Longitudinal Distances

Another parameter that was taken from the DWM Project is the longitudinal distance between the vehicles. The driver is instructed to keep a safety distance to the leading vehicle of about 35 meters (115 feet) all the time. The leading vehicle is programmed to keep a distance of 35 to 45 meters in front of the driver’s car. Also, the leading car had a maximum speed of 90 km/h, so it did not keep the above mentioned programmed distances above this velocity. The driver’s car has a maximum speed of 120 km/h (75 mph) so it was, on principle, possible to get very close to the leading car and even overtake or crash into it. This behavior was eliminated through instruction.

The following vehicle was set to keep a distance of 10-15 meters to the driver’s car and had a maximum speed of 120 km/h to ensure that it consistently followed the driver’s car at every possible velocity.

Events and demanded reactions

There were three different events which are presented four times each, so an event frequency of twelve resulted. This approximated the event frequency of the Lane Change Task (18) during an equivalent trial duration of about three minutes (Stefan Mattes, 2003).

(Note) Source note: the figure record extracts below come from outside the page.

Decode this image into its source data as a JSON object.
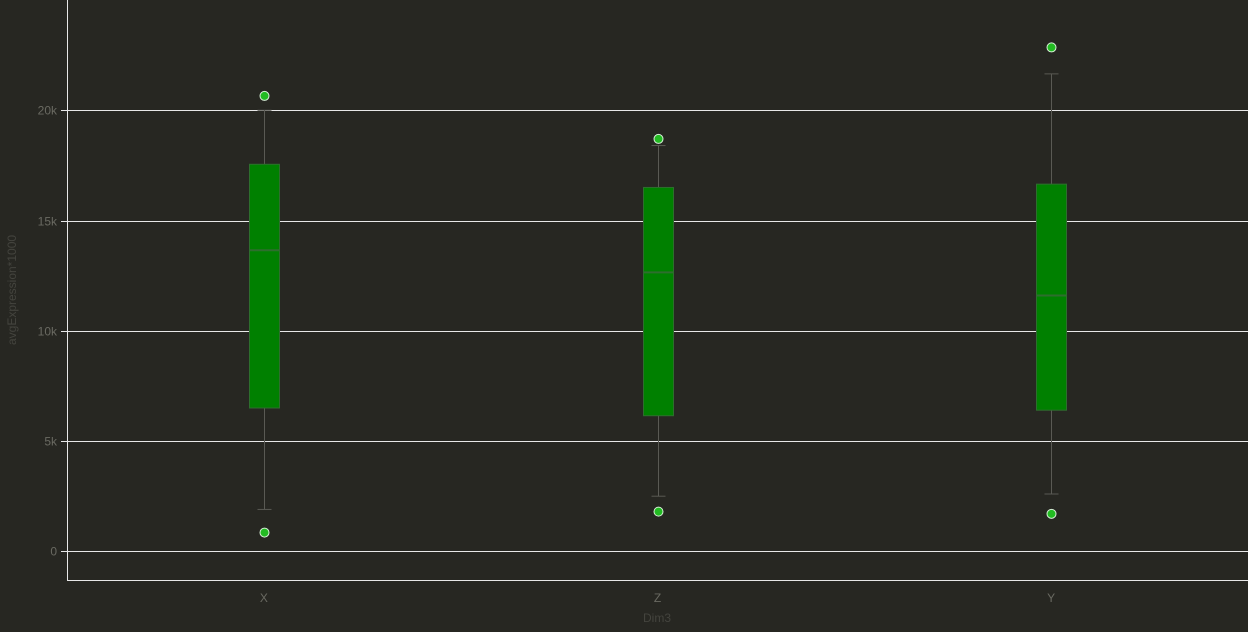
{
  "chart_data": {
    "type": "boxplot",
    "title": "",
    "xlabel": "Dim3",
    "ylabel": "avgExpression*1000",
    "ylim": [
      -1300,
      25000
    ],
    "y_ticks": [
      0,
      5000,
      10000,
      15000,
      20000
    ],
    "y_tick_labels": [
      "0",
      "5k",
      "10k",
      "15k",
      "20k"
    ],
    "grid": true,
    "categories": [
      "X",
      "Z",
      "Y"
    ],
    "boxes": [
      {
        "category": "X",
        "whisker_low": 1900,
        "q1": 6500,
        "median": 13650,
        "q3": 17550,
        "whisker_high": 20000,
        "outliers": [
          20650,
          850
        ]
      },
      {
        "category": "Z",
        "whisker_low": 2500,
        "q1": 6150,
        "median": 12650,
        "q3": 16500,
        "whisker_high": 18400,
        "outliers": [
          18700,
          1800
        ]
      },
      {
        "category": "Y",
        "whisker_low": 2600,
        "q1": 6400,
        "median": 11600,
        "q3": 16650,
        "whisker_high": 21650,
        "outliers": [
          22850,
          1700
        ]
      }
    ],
    "colors": {
      "background": "#272722",
      "box_fill": "#008000",
      "box_edge": "#2e6e2e",
      "whisker": "#5a5a54",
      "outlier_fill": "#22bb22",
      "outlier_edge": "#d8f0d8",
      "grid": "#e8e8e8",
      "axis": "#e8e8e8"
    }
  }
}
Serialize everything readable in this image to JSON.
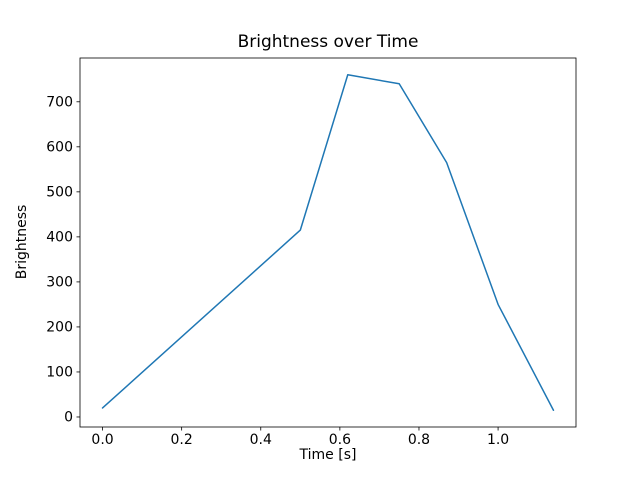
{
  "figure": {
    "title": "Brightness over Time",
    "xlabel": "Time [s]",
    "ylabel": "Brightness"
  },
  "chart_data": {
    "type": "line",
    "title": "Brightness over Time",
    "xlabel": "Time [s]",
    "ylabel": "Brightness",
    "x": [
      0.0,
      0.5,
      0.62,
      0.75,
      0.87,
      1.0,
      1.14
    ],
    "y": [
      20,
      415,
      760,
      740,
      565,
      250,
      15
    ],
    "xlim": [
      -0.057,
      1.197
    ],
    "ylim": [
      -22.25,
      797.25
    ],
    "xticks": [
      0.0,
      0.2,
      0.4,
      0.6,
      0.8,
      1.0
    ],
    "xtick_labels": [
      "0.0",
      "0.2",
      "0.4",
      "0.6",
      "0.8",
      "1.0"
    ],
    "yticks": [
      0,
      100,
      200,
      300,
      400,
      500,
      600,
      700
    ],
    "ytick_labels": [
      "0",
      "100",
      "200",
      "300",
      "400",
      "500",
      "600",
      "700"
    ],
    "line_color": "#1f77b4",
    "axes_color": "#000000",
    "background": "#ffffff",
    "grid": false,
    "legend": null
  }
}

The events which are also related to the DWM-Project were:

Brake light activationof the leading car for 2.5 seconds or until the driver reacts through pressing a button on the steering wheel with the left thumb (cf. Figure 1).

Figure 2. 3VPT brake light activation event.

Turn signal activationof the following vehicle for 2.5 seconds or until the driver reacts through pressing the same button as mentioned above (cf. Figure 2).

Figure 3. 3VPT turn signal activation event.

Deceleration of the leading vehicleto 70 km/h (43 mph) for 100 meters (328 feet) (cf. Figure 3). The driver has to react via pressing the brake pedal and keeping an appropriate safety distance. After that, the leading vehicle accelerates again so the driver has to keep up and reach the initial velocity and safety distance.

Figure 4. 3VPT leading vehicle deceleration event.

The timeout for successful reactions was set to five seconds.

Conception of different tracks

To avoid effects of implicit learning when reacting to the events ten different track versions were created. These included differing sequences of events as well as unsteady time intervals between their presentations.

Within the logging-area on the track (start-finish, 4250 meters, about 170 seconds) there were set 16 possible event positions on each track. In consequence, a minimum distance gap of 250 meters resulted (about 10 seconds) so it was ensured that the events did not overlap. By using a random generator, the twelve events (4x brake light activation, 4x turn signal activation, 4x deceleration) as well as four “voids” (no event; to serve arbitrariness and unpredictability) were varied for each track version. In addition, an aberration of 20 meters (about 800 milliseconds) was added randomly to each event so that time-based implicit learning could be widely eliminated.

Dependent Variables

For every participant, the values were averaged in every trial to get one single score for each condition. Generally, there were three discrete types of dependent variables. Firstly, variables that describe the driver car position: lateral steering deviation, which represented the standard deviations of the ideal track (center line of the right lane); as well as longitudinal deviation, which is the standard deviation of the ideal (instructed) distance to the leading vehicle. Secondly, variables that describe the actual velocity. Therefore, average speed and maximum speed in each trial was observed. Thirdly, reactions to the three events. Miss rates as well as reaction times for correct reactions were calculated and analyzed.